By Mark Kawalya
gnuGrid, a cleantech startup that drives energy inclusion, raised US$250,000 in a funding round that will enable the firm to scale its operations and reach more clients at home, while also expanding its operations into additional African markets.
The firm’s product, Solarsentra uses AI-optimized sensors to monitor solar systems and gather data on power usage in a highly fragmented industry. This information is used by players in the solar industry to tailor services and products that can effectively meet the needs of clients.

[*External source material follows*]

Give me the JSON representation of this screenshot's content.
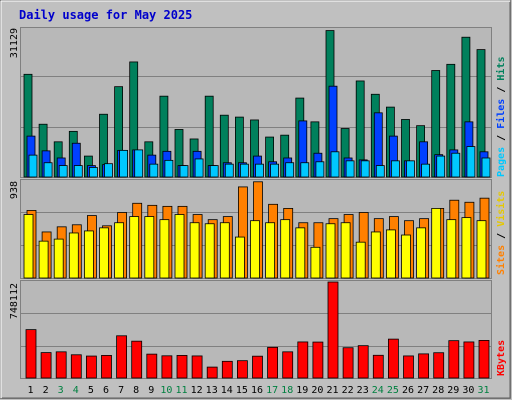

gnuGrid seeks to invest in Solarsentra its flagship product which offers a pay-to solution and a customer management portal, combined with hardware components that enable solar companies to run more efficiently at substantially lower costs.
The company raised US$50,000 in 2019 to start work on its tech engine, pilot and launch the product into the Ugandan market. The additional US$250,000 will enable the firm to connect off-grid solar companies with Uganda’s Credit Reference Bureau.
“The CRB will help many off-grid solar companies and informal financial institutions to de-risk pay-as-you-go investments and loan investments, and also predict the default rate. The purpose of the investment is to collect over two million customers into the CRB, hire more talent, and set up more data storage infrastructure because it is a requirement by the Bank of Uganda,” co- founder David Opio told Disrupt Africa.
The fintech and cleantech firm, which was formed in 2019 by Opio and James Dailey, hopes to raise another US$250,000 as it embarks on a geographical expansion, after a partnership with MTN Liberia to access that market. The company has also onboarded other solar companies in and out of Uganda with whom it has signed contracts.
“We want to focus on the off-grid solar market in Uganda and other markets, providing Solar Sentra as the bundled solution, consolidate in-country market share and build a strong and skilled management team to take over in-country business development. We will onboard other local solar companies, scale to more countries, incorporate AI, and create a local IoT plant, ” Opio added.
The firm’s PayGo solution is useful to solar system providers in Uganda because it operationalizes their sales, does remote solar monitoring, and facilitates payments on a high-availability infrastructure. The hardware has a circuit board that monitors tampering, system performance, and energy use alongside the unlock/lock mechanism that comes as a standard in PayGo solutions.